Eine vor dem 1.1.2005 erfolgte Ausweisung eines Unionsbürgers wirkt nicht als Feststellung, dass kein Einreise- und Aufenthaltsrecht besteht, gemäß § 7 Abs. 1 FreizügG/EU fort; sie entfaltet seit dem 1.1.2005 keine Sperrwirkung mehr.

 

Schlagwörter: Ausweisung, Freizügigkeit, Unionsbürger, Verlust des Aufenthaltsrechts, Freizügigkeitsgesetz/EU, Sperrwirkung, Zuwanderungsgesetz, Übergangsregelung, Ausreisepflicht, Vorläufiger Rechtsschutz (Eilverfahren)
Normen: FreizügG/EU § 1; FreizügG/EU § 2; FreizügG § 5 Abs. 2; FreizügG/EU § 7; FreizügG/EU § 6 Abs. 2; FreizügG/EU § 11 Abs. 2; AufenthG § 102 Abs. 1
Auszüge:

Eine vor dem 1.1.2005 erfolgte Ausweisung eines Unionsbürgers wirkt nicht als Feststellung, dass kein Einreise- und Aufenthaltsrecht besteht, gemäß § 7 Abs. 1 FreizügG/EU fort; sie entfaltet seit dem 1.1.2005 keine Sperrwirkung mehr.

(Leitsatz der Redaktion)

Die Beschwerde ist zulässig, aber unbegründet, denn der Antragsteller hat einen Anordnungsanspruch glaubhaft gemacht (§ 123 Abs. 3 VwGO i.V.m. § 920 Abs. 2 ZPO).

Der Anordnungsanspruch ergibt sich aus §§ 1, 2 Abs. 1, Abs. 2 Nr. 6 Freizügigkeitsgesetz/EU vom 30. Juli 2004 (BGBl. I S.1950). Danach steht jedem Unionsbürger zunächst unabhängig davon, ob er die materiellrechtlichen Voraussetzungen der Freizügigkeitsberechtigung (§§ 2 Abs. 2 und 4 Satz 1 FreizügG/EU für nicht erwerbstätige Unionsbürger und ihre Familienangehörigen) erfüllt, das Recht zur Einreise und zum Aufenthalt zu.

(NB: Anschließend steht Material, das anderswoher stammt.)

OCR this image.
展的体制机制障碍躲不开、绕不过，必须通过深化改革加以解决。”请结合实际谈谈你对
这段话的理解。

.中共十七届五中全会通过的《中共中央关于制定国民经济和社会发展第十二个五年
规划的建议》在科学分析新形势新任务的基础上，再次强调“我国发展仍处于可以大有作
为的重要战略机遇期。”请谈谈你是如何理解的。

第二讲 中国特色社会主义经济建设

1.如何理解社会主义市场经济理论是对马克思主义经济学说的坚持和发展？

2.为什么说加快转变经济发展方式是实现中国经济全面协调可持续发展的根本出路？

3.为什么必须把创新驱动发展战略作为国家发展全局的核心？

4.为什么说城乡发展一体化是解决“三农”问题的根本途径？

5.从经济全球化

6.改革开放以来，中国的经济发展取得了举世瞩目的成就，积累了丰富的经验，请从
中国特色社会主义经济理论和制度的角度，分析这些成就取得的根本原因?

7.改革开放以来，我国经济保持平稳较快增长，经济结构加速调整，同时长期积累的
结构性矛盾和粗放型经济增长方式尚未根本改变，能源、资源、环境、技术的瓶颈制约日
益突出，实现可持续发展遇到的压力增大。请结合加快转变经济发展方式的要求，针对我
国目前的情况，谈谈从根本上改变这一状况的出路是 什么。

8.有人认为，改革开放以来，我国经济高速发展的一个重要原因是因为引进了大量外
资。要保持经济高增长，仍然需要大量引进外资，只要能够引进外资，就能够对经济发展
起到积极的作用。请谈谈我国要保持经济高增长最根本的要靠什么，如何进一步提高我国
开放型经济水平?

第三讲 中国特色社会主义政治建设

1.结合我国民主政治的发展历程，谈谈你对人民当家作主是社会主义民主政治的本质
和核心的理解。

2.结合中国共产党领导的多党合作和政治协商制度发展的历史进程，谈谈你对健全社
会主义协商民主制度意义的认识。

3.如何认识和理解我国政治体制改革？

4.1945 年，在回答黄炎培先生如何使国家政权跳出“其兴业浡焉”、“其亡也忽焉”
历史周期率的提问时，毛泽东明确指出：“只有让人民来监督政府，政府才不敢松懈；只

Eine Feststellung des Antragsgegners über das Nichtbestehen des Rechts nach § 2 Abs. 1 FreizügG/EU für den Antragsteller liegt hier nicht vor. Der Antragsteller ist demnach noch nicht ausreisepflichtig, so dass er einstweilen nicht abgeschoben werden darf. Nach § 7 Abs. 1 Sätze 1 FreizügG/EU sind Unionsbürger nämlich erst ausreisepflichtig, wenn die Feststellung, dass das Recht auf Einreise und Aufenthalt nicht besteht, unanfechtbar ist.

Entgegen der Auffassung des Antragsgegners darf der Antragsteller derzeit auch nicht aufgrund der bestandskräftigen Ausweisung vom 11. November 2003 erneut abgeschoben werden. Bei der im Eilverfahren allein möglichen summarischen Prüfung geht der Senat davon aus, dass die auf der Grundlage des Ausländergesetzes ergangene Ausweisung und die frühere Abschiebung nach dem Inkrafttreten des Freizügigkeitsgesetzes/EU keine dem § 8 Abs. 2 Satz 1 AuslG entsprechende Wirkungen mehr entfalten.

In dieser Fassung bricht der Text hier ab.